Die Polizei erklärte, das Tagebauvorfeld sowie die Abbruchkante seien insbesondere durch den Regen der vergangenen Tage gefährlich. "Hier besteht akute Abrutschgefahr", schrieben die Einsatzkräfte bei Twitter.

Polizei will Aktivisten von den Bäumen holen

In Lützerath macht die Polizei derweil mit der Räumung weiter. Seit Beginn der Aktion brachten Einsatzkräfte in dieser Woche nach Polizeiangaben etwa 470 Aktivisten aus der besetzten Ortschaft, davon hätten 320 Menschen das Gelände freiwillig verlassen. Die Nacht zum Samstag sei "ruhig" verlaufen, es habe keine Zwischenfälle gegeben, sagte ein Polizeisprecher. Aktivisten in Baumhäusern weckten sich am frühen Samstagmorgen gegenseitig mit Rufen, wie ein dpa-Reporter berichtete. Es gebe noch etwa 15 "Strukturen" der Klimaaktivisten, darunter Baumhäuser und Verschläge, sagte ein Sprecher der Einsatzkräfte: "Oberirdisch sind wir so gut wie durch." Eine dpa-Reporterin berichtete, dass Einsatzkräfte auf Bäume geklettert seien, auf denen Menschen ausharrten. Eine Aktivistin sei später heruntergeholt worden.

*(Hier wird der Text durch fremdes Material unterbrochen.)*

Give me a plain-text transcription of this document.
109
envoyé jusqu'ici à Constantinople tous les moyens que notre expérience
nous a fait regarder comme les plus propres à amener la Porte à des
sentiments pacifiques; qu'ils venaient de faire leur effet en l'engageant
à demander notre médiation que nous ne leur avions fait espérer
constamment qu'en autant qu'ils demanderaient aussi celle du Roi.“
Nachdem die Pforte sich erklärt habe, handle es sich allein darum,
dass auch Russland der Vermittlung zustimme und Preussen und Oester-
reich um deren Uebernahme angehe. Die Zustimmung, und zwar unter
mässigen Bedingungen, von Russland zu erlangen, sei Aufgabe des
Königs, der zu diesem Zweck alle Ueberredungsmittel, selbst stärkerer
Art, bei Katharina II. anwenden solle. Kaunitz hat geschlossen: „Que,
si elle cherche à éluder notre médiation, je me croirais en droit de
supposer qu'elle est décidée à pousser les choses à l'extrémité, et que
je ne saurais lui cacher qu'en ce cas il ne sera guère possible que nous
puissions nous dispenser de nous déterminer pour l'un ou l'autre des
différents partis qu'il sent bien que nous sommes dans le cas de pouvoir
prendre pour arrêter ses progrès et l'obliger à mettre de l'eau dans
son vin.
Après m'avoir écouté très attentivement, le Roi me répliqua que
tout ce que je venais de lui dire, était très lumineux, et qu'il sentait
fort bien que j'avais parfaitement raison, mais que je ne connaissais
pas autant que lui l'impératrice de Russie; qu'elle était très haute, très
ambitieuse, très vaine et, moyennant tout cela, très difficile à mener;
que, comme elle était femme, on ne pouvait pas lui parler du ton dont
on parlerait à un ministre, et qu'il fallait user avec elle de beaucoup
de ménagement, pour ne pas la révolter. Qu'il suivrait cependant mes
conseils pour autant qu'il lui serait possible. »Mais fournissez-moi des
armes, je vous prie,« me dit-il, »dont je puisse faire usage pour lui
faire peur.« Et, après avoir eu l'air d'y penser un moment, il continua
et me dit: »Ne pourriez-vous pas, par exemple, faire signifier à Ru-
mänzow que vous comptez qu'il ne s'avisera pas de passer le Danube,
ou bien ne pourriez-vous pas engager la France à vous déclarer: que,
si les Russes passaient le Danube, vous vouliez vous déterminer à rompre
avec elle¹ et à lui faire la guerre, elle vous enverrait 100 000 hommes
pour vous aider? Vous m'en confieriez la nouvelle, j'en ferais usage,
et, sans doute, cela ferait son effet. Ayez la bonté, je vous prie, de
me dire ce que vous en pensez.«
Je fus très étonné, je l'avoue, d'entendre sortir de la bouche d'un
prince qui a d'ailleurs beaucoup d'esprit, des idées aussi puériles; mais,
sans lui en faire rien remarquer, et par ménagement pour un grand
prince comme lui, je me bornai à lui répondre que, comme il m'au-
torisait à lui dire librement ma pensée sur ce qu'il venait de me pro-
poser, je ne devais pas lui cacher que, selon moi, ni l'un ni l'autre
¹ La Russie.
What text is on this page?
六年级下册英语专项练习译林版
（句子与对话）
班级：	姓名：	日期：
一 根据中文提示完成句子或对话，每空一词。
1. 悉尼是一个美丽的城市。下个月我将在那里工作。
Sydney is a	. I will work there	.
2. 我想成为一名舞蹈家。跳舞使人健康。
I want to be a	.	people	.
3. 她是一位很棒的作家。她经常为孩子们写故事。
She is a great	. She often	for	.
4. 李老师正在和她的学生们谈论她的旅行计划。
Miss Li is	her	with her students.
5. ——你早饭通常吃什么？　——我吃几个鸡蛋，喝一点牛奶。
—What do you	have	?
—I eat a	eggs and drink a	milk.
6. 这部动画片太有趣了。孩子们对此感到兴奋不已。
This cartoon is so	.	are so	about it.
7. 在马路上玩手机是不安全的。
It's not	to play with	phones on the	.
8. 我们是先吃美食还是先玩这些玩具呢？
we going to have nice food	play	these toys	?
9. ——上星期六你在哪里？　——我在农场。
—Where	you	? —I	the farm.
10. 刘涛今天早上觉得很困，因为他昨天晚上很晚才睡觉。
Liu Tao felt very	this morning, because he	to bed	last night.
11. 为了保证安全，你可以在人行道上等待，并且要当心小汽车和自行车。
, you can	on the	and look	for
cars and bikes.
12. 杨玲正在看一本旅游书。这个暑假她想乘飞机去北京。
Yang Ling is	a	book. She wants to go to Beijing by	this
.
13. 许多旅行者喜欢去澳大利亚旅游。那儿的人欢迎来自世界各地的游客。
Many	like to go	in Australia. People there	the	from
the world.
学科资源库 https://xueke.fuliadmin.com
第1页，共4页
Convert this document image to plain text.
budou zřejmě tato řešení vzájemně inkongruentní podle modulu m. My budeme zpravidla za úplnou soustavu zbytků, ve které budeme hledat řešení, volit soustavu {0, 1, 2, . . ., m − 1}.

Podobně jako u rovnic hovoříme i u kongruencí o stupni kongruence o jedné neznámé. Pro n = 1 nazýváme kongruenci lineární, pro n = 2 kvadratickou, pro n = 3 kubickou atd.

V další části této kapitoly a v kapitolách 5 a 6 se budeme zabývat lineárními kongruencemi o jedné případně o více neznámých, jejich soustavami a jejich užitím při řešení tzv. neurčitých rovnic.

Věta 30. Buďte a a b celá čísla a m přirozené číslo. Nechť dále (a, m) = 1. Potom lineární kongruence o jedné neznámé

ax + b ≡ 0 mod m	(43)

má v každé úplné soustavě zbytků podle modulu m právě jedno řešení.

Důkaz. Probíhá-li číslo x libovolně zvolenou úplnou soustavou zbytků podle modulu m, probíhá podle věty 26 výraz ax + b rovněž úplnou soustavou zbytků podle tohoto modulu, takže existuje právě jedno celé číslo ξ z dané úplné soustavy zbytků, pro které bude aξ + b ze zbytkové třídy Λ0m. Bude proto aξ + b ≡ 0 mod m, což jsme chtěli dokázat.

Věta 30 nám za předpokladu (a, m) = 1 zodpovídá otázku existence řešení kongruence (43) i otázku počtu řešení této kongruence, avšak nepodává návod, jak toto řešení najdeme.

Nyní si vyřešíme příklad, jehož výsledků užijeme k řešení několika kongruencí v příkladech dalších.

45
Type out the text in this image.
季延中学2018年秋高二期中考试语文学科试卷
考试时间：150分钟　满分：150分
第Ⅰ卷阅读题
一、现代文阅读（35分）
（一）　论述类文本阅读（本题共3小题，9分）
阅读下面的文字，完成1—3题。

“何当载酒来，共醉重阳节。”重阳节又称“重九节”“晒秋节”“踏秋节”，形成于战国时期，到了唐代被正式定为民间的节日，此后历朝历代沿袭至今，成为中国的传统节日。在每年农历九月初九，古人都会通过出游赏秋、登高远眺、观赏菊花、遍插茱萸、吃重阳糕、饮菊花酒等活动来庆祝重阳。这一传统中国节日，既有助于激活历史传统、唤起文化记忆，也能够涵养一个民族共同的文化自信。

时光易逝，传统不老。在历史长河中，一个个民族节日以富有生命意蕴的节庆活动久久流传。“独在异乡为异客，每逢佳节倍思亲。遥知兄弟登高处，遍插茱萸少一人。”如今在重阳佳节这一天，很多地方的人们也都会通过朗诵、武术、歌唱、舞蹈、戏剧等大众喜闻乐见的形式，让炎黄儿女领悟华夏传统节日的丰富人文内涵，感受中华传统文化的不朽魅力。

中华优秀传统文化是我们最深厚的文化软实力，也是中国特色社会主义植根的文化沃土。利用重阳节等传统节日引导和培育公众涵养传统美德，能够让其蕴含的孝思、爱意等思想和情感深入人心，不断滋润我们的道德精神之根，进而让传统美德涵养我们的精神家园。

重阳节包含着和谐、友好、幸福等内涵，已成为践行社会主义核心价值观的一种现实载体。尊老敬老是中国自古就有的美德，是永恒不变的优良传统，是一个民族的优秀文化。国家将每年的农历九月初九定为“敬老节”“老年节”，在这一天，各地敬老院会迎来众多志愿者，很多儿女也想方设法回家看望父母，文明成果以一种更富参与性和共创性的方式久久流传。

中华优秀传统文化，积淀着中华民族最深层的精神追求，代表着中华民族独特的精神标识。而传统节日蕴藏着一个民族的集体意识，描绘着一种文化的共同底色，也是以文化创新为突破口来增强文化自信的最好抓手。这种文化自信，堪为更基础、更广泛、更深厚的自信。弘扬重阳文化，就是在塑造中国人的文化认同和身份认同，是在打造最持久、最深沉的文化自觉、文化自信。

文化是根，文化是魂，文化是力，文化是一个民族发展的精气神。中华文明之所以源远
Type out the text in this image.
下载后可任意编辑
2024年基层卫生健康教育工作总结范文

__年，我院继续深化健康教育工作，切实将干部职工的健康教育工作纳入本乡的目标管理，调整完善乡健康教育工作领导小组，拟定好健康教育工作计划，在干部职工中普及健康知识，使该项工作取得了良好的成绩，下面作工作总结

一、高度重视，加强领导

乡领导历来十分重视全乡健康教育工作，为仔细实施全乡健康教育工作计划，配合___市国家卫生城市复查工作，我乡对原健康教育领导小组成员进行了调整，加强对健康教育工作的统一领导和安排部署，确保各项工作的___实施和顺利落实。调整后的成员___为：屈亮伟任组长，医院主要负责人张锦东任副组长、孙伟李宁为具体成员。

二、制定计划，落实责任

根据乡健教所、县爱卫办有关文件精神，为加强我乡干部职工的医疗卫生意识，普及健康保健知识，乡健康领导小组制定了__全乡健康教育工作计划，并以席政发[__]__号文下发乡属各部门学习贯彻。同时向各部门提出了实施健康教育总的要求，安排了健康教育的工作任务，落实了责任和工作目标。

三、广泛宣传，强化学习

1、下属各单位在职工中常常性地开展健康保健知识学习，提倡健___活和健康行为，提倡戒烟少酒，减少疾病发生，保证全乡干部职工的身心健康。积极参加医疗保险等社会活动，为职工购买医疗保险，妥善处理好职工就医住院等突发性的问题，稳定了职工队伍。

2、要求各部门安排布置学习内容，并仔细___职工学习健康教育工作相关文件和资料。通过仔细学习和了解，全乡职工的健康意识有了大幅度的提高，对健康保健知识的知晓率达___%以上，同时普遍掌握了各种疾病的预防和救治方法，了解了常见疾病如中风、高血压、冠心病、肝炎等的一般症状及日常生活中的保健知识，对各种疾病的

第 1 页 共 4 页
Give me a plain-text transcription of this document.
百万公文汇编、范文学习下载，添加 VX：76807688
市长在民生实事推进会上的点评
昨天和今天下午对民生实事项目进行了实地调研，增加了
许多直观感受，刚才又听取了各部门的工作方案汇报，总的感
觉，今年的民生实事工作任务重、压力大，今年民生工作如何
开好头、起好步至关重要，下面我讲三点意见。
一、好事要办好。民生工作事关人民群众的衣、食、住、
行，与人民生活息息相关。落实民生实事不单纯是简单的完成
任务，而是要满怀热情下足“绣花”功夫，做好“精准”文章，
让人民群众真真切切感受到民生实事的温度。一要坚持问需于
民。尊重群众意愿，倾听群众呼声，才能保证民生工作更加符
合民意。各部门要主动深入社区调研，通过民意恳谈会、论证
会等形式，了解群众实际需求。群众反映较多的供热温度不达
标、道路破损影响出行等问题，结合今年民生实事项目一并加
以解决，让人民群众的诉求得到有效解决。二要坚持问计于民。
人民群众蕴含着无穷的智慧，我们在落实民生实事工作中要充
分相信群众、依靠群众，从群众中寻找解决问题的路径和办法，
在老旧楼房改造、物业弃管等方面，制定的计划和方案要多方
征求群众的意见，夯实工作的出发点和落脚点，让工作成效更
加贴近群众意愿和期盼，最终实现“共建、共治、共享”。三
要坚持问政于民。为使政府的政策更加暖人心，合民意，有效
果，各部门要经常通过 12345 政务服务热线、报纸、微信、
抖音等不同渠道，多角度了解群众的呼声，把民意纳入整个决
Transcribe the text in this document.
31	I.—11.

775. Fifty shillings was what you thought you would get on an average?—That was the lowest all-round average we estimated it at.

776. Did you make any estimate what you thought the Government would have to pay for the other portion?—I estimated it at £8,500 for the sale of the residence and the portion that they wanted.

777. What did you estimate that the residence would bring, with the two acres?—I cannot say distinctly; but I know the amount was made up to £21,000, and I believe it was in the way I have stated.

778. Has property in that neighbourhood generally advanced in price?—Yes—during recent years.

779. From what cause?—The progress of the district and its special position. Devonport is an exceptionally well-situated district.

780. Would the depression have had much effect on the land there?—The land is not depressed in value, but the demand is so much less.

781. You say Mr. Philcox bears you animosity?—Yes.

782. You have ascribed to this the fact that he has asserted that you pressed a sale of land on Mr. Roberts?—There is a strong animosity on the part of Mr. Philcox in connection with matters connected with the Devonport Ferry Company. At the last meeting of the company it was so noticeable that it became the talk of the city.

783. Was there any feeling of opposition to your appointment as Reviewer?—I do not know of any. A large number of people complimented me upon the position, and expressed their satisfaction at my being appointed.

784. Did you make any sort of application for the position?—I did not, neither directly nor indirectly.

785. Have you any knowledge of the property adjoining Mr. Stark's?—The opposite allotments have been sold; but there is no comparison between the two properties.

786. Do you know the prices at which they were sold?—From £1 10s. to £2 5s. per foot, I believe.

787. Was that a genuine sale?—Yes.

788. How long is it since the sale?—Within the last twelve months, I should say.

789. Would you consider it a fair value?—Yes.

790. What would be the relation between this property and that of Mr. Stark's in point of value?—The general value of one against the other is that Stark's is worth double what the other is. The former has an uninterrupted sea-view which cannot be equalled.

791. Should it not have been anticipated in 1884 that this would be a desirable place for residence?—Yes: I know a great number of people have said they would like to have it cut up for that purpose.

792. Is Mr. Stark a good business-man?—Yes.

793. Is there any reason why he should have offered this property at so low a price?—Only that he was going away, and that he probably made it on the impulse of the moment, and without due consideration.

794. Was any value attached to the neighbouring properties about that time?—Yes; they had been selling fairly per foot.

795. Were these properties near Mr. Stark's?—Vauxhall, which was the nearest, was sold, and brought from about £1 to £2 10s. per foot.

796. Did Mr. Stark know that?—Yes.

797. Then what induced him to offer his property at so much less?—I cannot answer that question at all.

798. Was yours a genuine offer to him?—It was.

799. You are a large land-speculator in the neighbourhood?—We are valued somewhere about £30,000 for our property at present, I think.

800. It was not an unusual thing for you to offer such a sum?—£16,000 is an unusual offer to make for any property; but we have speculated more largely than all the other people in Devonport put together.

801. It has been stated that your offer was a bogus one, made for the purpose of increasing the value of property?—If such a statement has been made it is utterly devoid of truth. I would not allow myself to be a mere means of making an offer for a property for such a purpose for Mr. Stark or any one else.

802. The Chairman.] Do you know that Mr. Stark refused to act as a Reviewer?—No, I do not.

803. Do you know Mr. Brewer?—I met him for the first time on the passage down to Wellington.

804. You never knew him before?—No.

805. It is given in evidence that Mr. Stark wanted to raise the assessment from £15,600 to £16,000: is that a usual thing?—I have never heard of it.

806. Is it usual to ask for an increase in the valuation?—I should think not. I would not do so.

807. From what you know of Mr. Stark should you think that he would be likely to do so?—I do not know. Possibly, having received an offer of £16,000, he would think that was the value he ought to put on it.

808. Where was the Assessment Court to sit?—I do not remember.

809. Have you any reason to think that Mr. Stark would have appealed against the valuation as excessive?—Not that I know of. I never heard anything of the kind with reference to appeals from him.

Nach Angaben des Energiekonzerns RWE laufen zudem Vorbereitungen, um zwei Aktivisten aus einem Tunnel zu holen. Laut Polizei ist der Einsatz an dem Tunnel übergeben worden. Es handle sich um eine "Rettung", die nun in den Händen von RWE und THW liege, sagte ein Polizeisprecher. "Wir gehen davon aus, dass es ihnen gut geht", sagte Bente Opitz von der Initiative "Lützerath lebt". Die Aktivisten hätten genug zu Essen und könnten mehrere Tage in dem Tunnel ausharren.